We first load treespace, and the packages required for graphics:
The function treespace
defines typologies of
phylogenetic trees using a two-step approach:
perform pairwise comparisons of trees using various (Euclidean) metrics; by default, the comparison uses the Kendall and Colijn metric (Kendall and Colijn, 2016) which is described in more detail below; other metrics rely on tip distances implemented in adephylo (Jombart et al., 2010) and phangorn (Schliep 2011).
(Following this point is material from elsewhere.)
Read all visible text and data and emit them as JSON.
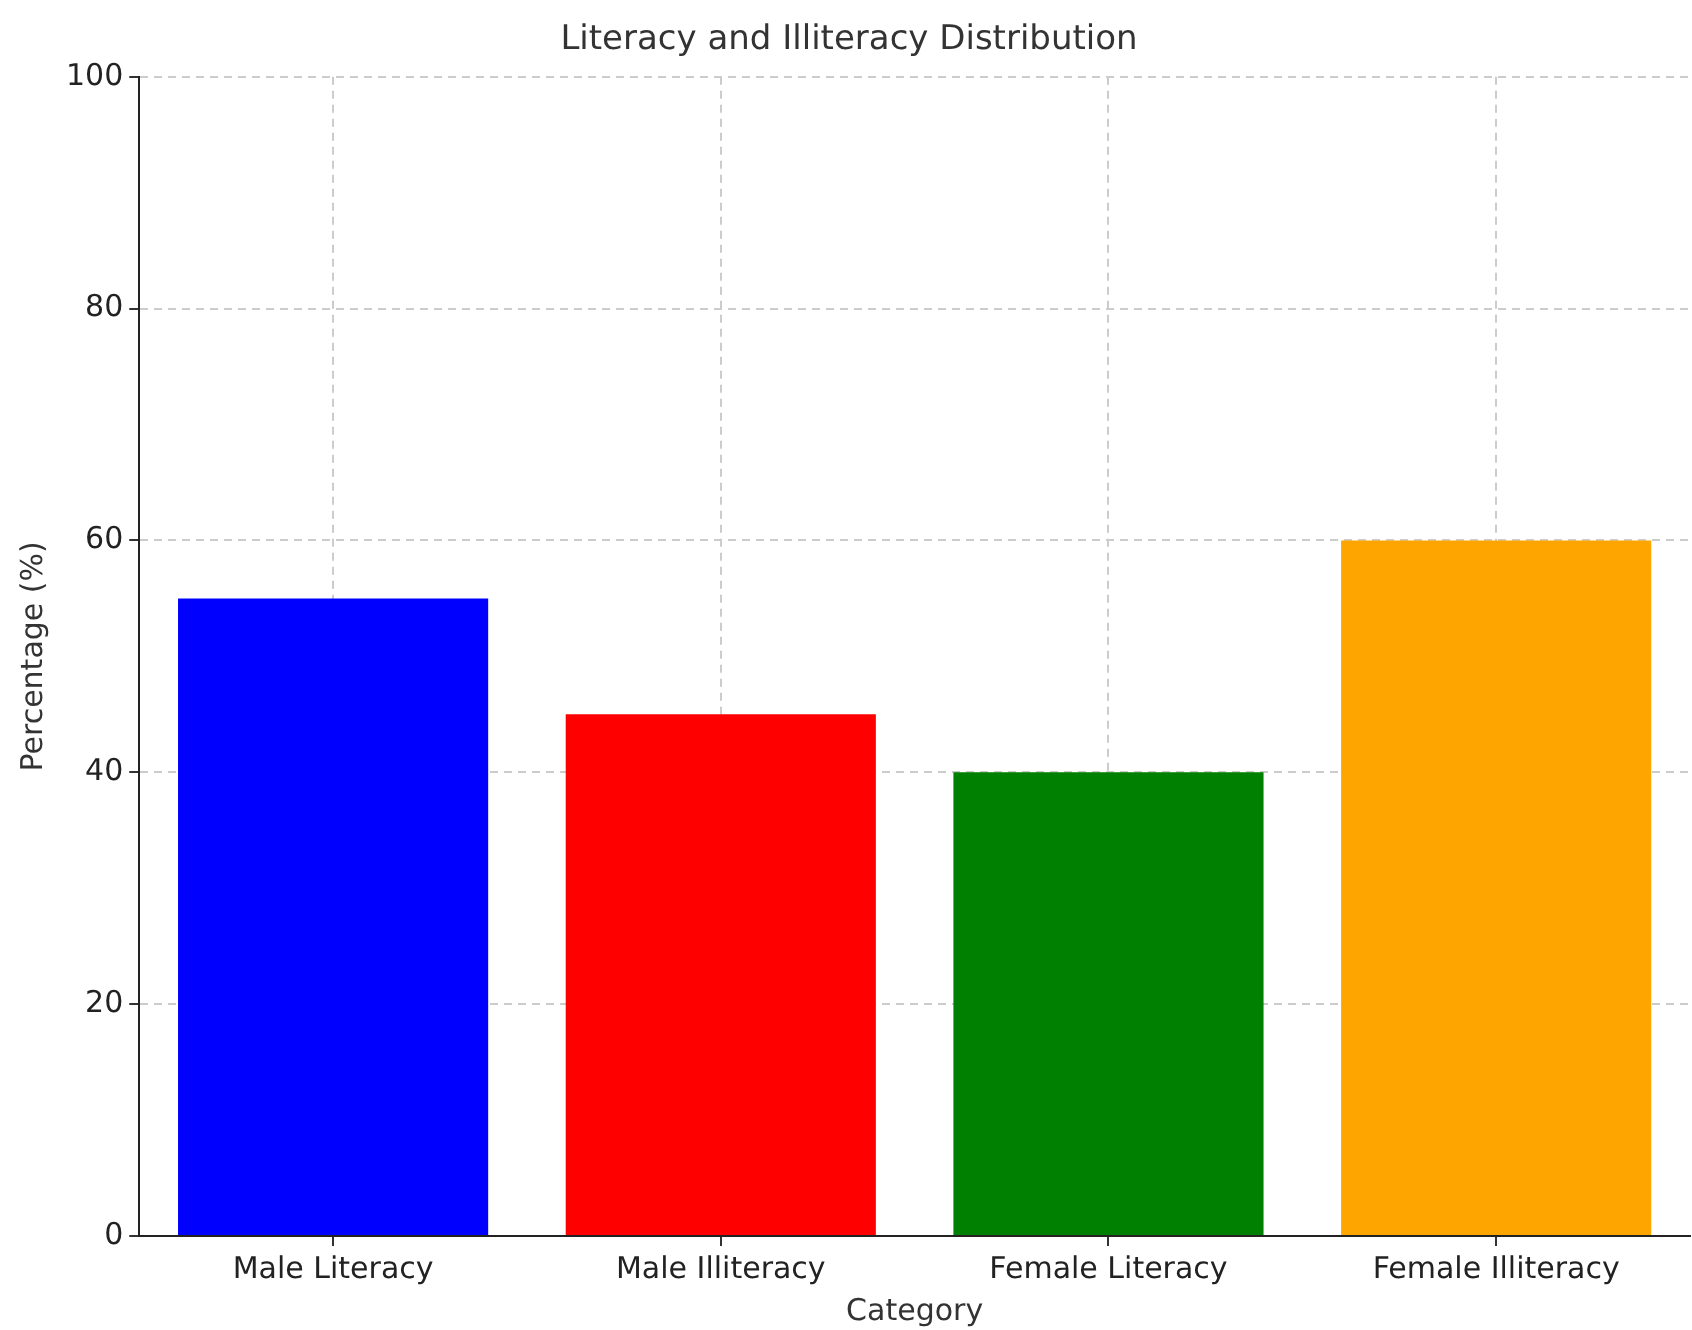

use Metric Multidimensional Scaling (MDS, aka Principal Coordinates Analysis, PCoA) to summarise pairwise distances between the trees as well as possible into a few dimensions; the output of the MDS is typically visualised using scatterplots of the first few Principal Components (PCs); this step relies on the PCoA implemented in ade4 (Dray and Dufour, 2007).
The function treespace
performs both tasks, returning
both the matrix of pairwise tree comparisons ($D
), and the
PCoA ($pco
). This can be illustrated using randomly
generated trees:
# generate list of trees
suppressWarnings(RNGversion("3.5.0"))
set.seed(1)
x <- rmtree(10, 20)
names(x) <- paste("tree", 1:10, sep = "")
# use treespace
res <- treespace(x, nf=3)
names(res)
## [1] "D" "pco"
## $D
## tree1 tree2 tree3 tree4 tree5 tree6 tree7 tree8 tree9
## tree2 26.00
## tree3 31.06 26.74
## tree4 42.85 42.12 44.44
## tree5 30.66 27.71 27.37 44.79
## tree6 36.50 31.18 30.18 41.81 31.59
## tree7 34.64 28.71 29.48 40.35 31.11 32.37
## tree8 28.97 26.29 24.45 43.74 23.47 30.41 29.00
## tree9 29.63 27.42 27.48 45.61 26.31 30.89 29.77 24.60
## tree10 34.87 30.00 29.44 44.97 34.06 31.05 34.41 31.54 32.59
##
## $pco
## Duality diagramm
## class: pco dudi
## $call: dudi.pco(d = D, scannf = is.null(nf), nf = nf)
##
## $nf: 3 axis-components saved
## $rank: 9
## eigen values: 142.1 76.52 62.69 49.88 41.07 ...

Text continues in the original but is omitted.